Our lodging in Santa Elena had been recommended by friends and turned out to be one of the highlights of the trip. Arco Iris Lodge (check it out on line) was within walking distance to the town, bordered by forest – beautiful little cabins tucked into lovingly tended gardens, with a spectacular breakfast buffet each morning – eggs (laid by their own chickens) cooked to order, delicious Costa Rican coffee, home made breads, rice and beans, many varieties of fruits and juices (some grown on the property), cheeses, etc.

After unpacking and settling into our cozy cabin, we made our first of many jaunts up an even rougher, steeper, narrower, and rockier road to the Monteverde Cloud Forest Preserve – a very bumpy 5 Km ride that wound higher and higher up into the clouds – at about 5,000 ft. elevation. The weather looked iffy, and it is usually cloudy, so we weren’t sure what we’d be able to see before the weather closed down. We got to the end of the road at the reserve and went first to our favorite hummingbird place – the nearby Café Colibri – a coffee/craft/art shop and hummer feeding station with numerous feeders. We were glad to see nothing had changed since our previous visit in 2008. Coffee and tea still good, hummers still in abundance, and we sat for over an hour, binoculars to our faces, noses in the open bird books, camera clicking and watched Violet Sabrewings, Green Hermits, Purple-throated Mountain Gems, Green Violet-ears, and Coppery-headed Emeralds zooming in and out to the feeders just a few feet from us. But so far, no new birds.

We chatted with some fellow feeder watchers, and they offhandedly mentioned that a ranger had just shown them an unusual bird up near the office at the Reserve. So we wandered up that way, a short walk, found the ranger, and there was the bird pecking around on a paved trail – a Buff-fronted Quail-dove – #1 new bird of the trip – a lifer for us. None of our other lifers would be that easy!
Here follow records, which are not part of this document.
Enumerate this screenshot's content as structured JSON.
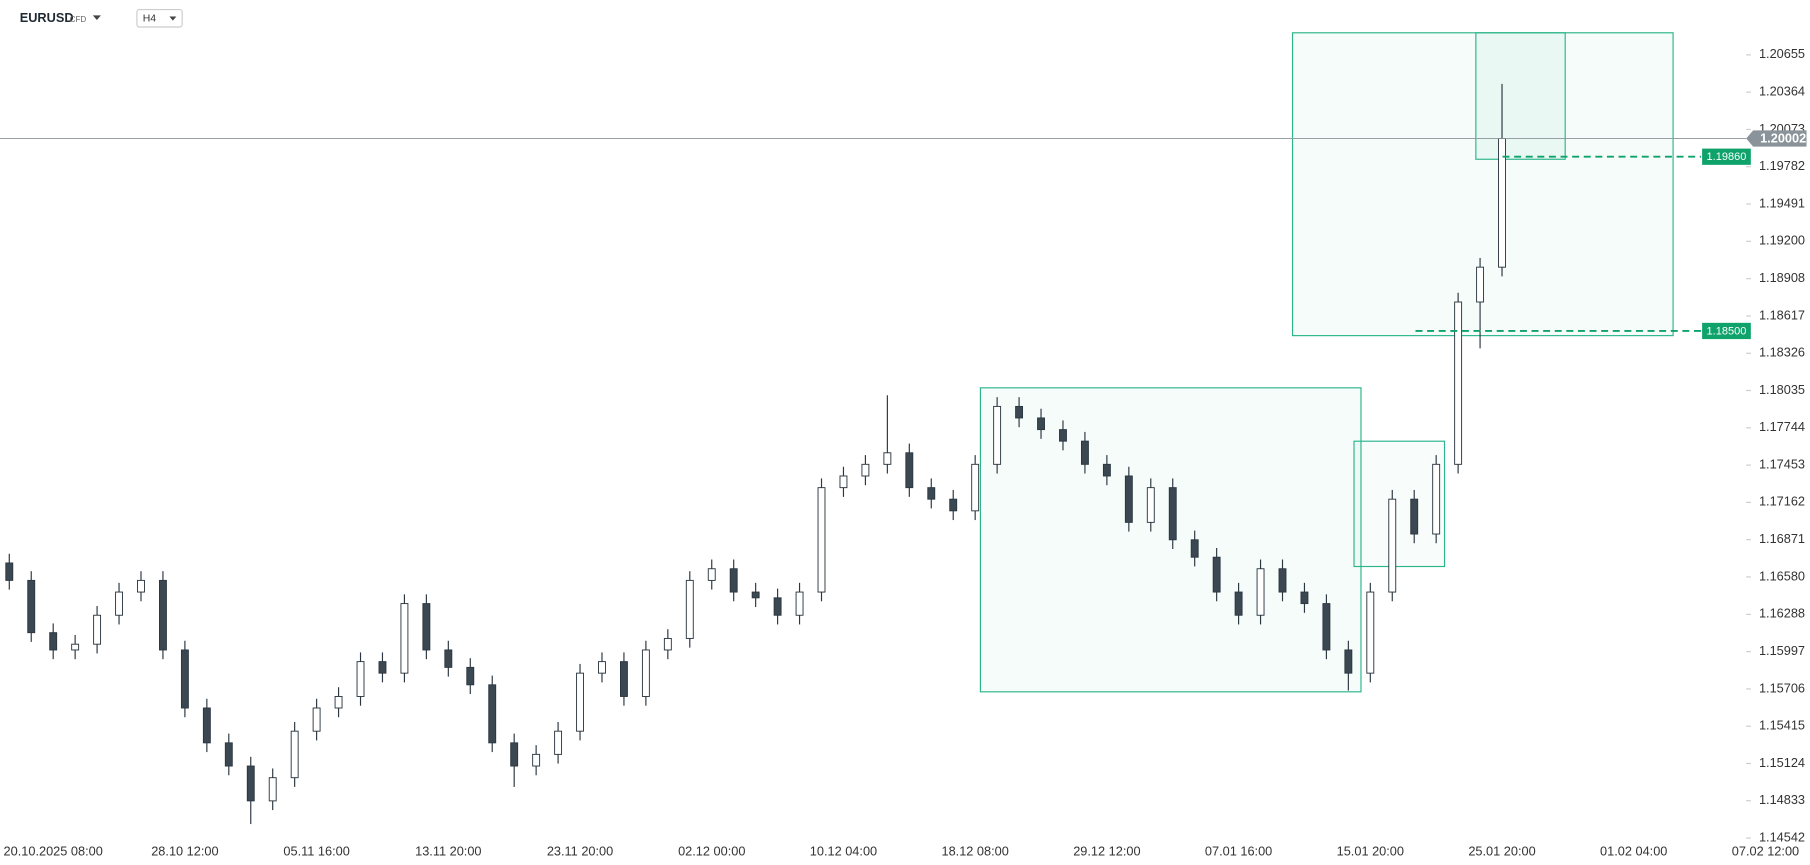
{
  "chart_data": {
    "type": "candlestick",
    "symbol": "EURUSD",
    "instrument_type": "CFD",
    "timeframe": "H4",
    "categories": [
      null,
      null,
      "20.10.2025  08:00",
      null,
      null,
      null,
      null,
      null,
      "28.10  12:00",
      null,
      null,
      null,
      null,
      null,
      "05.11  16:00",
      null,
      null,
      null,
      null,
      null,
      "13.11  20:00",
      null,
      null,
      null,
      null,
      null,
      "23.11  20:00",
      null,
      null,
      null,
      null,
      null,
      "02.12  00:00",
      null,
      null,
      null,
      null,
      null,
      "10.12  04:00",
      null,
      null,
      null,
      null,
      null,
      "18.12  08:00",
      null,
      null,
      null,
      null,
      null,
      "29.12  12:00",
      null,
      null,
      null,
      null,
      null,
      "07.01  16:00",
      null,
      null,
      null,
      null,
      null,
      "15.01  20:00",
      null,
      null,
      null,
      null,
      null,
      "25.01  20:00",
      null,
      null,
      null,
      null,
      null,
      "01.02  04:00",
      null,
      null,
      null,
      null,
      null,
      "07.02  12:00",
      null
    ],
    "open": [
      1.16689,
      1.16553,
      1.16145,
      1.1601,
      1.16055,
      1.16281,
      1.16462,
      1.16553,
      1.1601,
      1.15557,
      1.15285,
      1.15104,
      1.14832,
      1.15013,
      1.15376,
      1.15557,
      1.15647,
      1.15919,
      1.15829,
      1.16372,
      1.1601,
      1.15874,
      1.15738,
      1.15285,
      1.15104,
      1.15195,
      1.15376,
      1.15829,
      1.15919,
      1.15647,
      1.1601,
      1.161,
      1.16553,
      1.16644,
      1.16462,
      1.16417,
      1.16281,
      1.16462,
      1.17277,
      1.17368,
      1.17459,
      1.17549,
      1.17277,
      1.17187,
      1.17096,
      1.17459,
      1.17911,
      1.17821,
      1.1773,
      1.1764,
      1.17459,
      1.17368,
      1.17006,
      1.17277,
      1.1687,
      1.16734,
      1.16462,
      1.16281,
      1.16644,
      1.16462,
      1.16372,
      1.1601,
      1.15829,
      1.16462,
      1.17187,
      1.16915,
      1.17459,
      1.18726,
      1.18998,
      null,
      null,
      null,
      null,
      null,
      null,
      null,
      null,
      null,
      null,
      null,
      null,
      null
    ],
    "high": [
      1.16761,
      1.16625,
      1.16217,
      1.16127,
      1.16353,
      1.16534,
      1.16625,
      1.16625,
      1.16082,
      1.15629,
      1.15357,
      1.15176,
      1.15085,
      1.15448,
      1.15629,
      1.15719,
      1.15991,
      1.15991,
      1.16444,
      1.16444,
      1.16082,
      1.15946,
      1.1581,
      1.15357,
      1.15267,
      1.15448,
      1.15901,
      1.15991,
      1.15991,
      1.16082,
      1.16172,
      1.16625,
      1.16716,
      1.16716,
      1.16534,
      1.16489,
      1.16534,
      1.17349,
      1.1744,
      1.17531,
      1.17998,
      1.17621,
      1.17349,
      1.17259,
      1.17531,
      1.17983,
      1.17983,
      1.17893,
      1.17802,
      1.17712,
      1.17531,
      1.1744,
      1.17349,
      1.17349,
      1.16942,
      1.16806,
      1.16534,
      1.16716,
      1.16716,
      1.16534,
      1.16444,
      1.16082,
      1.16534,
      1.17259,
      1.17259,
      1.17531,
      1.18798,
      1.1907,
      1.20429,
      null,
      null,
      null,
      null,
      null,
      null,
      null,
      null,
      null,
      null,
      null,
      null,
      null
    ],
    "low": [
      1.16481,
      1.16073,
      1.15938,
      1.15938,
      1.15983,
      1.16209,
      1.1639,
      1.15938,
      1.15485,
      1.15213,
      1.15032,
      1.14651,
      1.1476,
      1.14941,
      1.15304,
      1.15485,
      1.15575,
      1.15757,
      1.15757,
      1.15938,
      1.15802,
      1.15666,
      1.15213,
      1.14941,
      1.15032,
      1.15123,
      1.15304,
      1.15757,
      1.15575,
      1.15575,
      1.15938,
      1.16028,
      1.16481,
      1.1639,
      1.16345,
      1.16209,
      1.16209,
      1.1639,
      1.17205,
      1.17296,
      1.17387,
      1.17205,
      1.17115,
      1.17024,
      1.17024,
      1.17387,
      1.17749,
      1.17658,
      1.17568,
      1.17387,
      1.17296,
      1.16934,
      1.16934,
      1.16798,
      1.16662,
      1.1639,
      1.16209,
      1.16209,
      1.1639,
      1.163,
      1.15938,
      1.15693,
      1.15757,
      1.1639,
      1.16843,
      1.16843,
      1.17387,
      1.18364,
      1.18926,
      null,
      null,
      null,
      null,
      null,
      null,
      null,
      null,
      null,
      null,
      null,
      null,
      null
    ],
    "close": [
      1.16553,
      1.16145,
      1.1601,
      1.16055,
      1.16281,
      1.16462,
      1.16553,
      1.1601,
      1.15557,
      1.15285,
      1.15104,
      1.14832,
      1.15013,
      1.15376,
      1.15557,
      1.15647,
      1.15919,
      1.15829,
      1.16372,
      1.1601,
      1.15874,
      1.15738,
      1.15285,
      1.15104,
      1.15195,
      1.15376,
      1.15829,
      1.15919,
      1.15647,
      1.1601,
      1.161,
      1.16553,
      1.16644,
      1.16462,
      1.16417,
      1.16281,
      1.16462,
      1.17277,
      1.17368,
      1.17459,
      1.17549,
      1.17277,
      1.17187,
      1.17096,
      1.17459,
      1.17911,
      1.17821,
      1.1773,
      1.1764,
      1.17459,
      1.17368,
      1.17006,
      1.17277,
      1.1687,
      1.16734,
      1.16462,
      1.16281,
      1.16644,
      1.16462,
      1.16372,
      1.1601,
      1.15829,
      1.16462,
      1.17187,
      1.16915,
      1.17459,
      1.18726,
      1.18998,
      1.20002,
      null,
      null,
      null,
      null,
      null,
      null,
      null,
      null,
      null,
      null,
      null,
      null,
      null
    ],
    "up_color": "#ffffff",
    "down_color": "#3b4852",
    "wick_color": "#2b3640",
    "ylim": [
      1.14515,
      1.21081
    ],
    "yticks": [
      1.20655,
      1.20364,
      1.20073,
      1.19782,
      1.19491,
      {
        "value": 1.192,
        "label": "1.19200"
      },
      1.18908,
      1.18617,
      1.18326,
      1.18035,
      1.17744,
      1.17453,
      1.17162,
      1.16871,
      {
        "value": 1.1658,
        "label": "1.16580"
      },
      1.16288,
      1.15997,
      1.15706,
      1.15415,
      1.15124,
      1.14833,
      1.14542
    ],
    "levels": [
      {
        "value": 1.1986,
        "label": "1.19860"
      },
      {
        "value": 1.185,
        "label": "1.18500"
      }
    ],
    "level_color": "#0fa36b",
    "last_price_color": "#8a9399"
  }
}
As daylight waned, we drove happily back down toward town and on the way stopped at Tramanti’s Ristorante, where we had eaten on our previous visit. Great Italian food and our only non-native meal of the trip. During dinner, the rain deluge came down complete with lightning, but it had let up before we were finished and our cabina was cozily waiting for us, with comfortable bed, warm covers for the chilly night, and the sound of rain on the roof.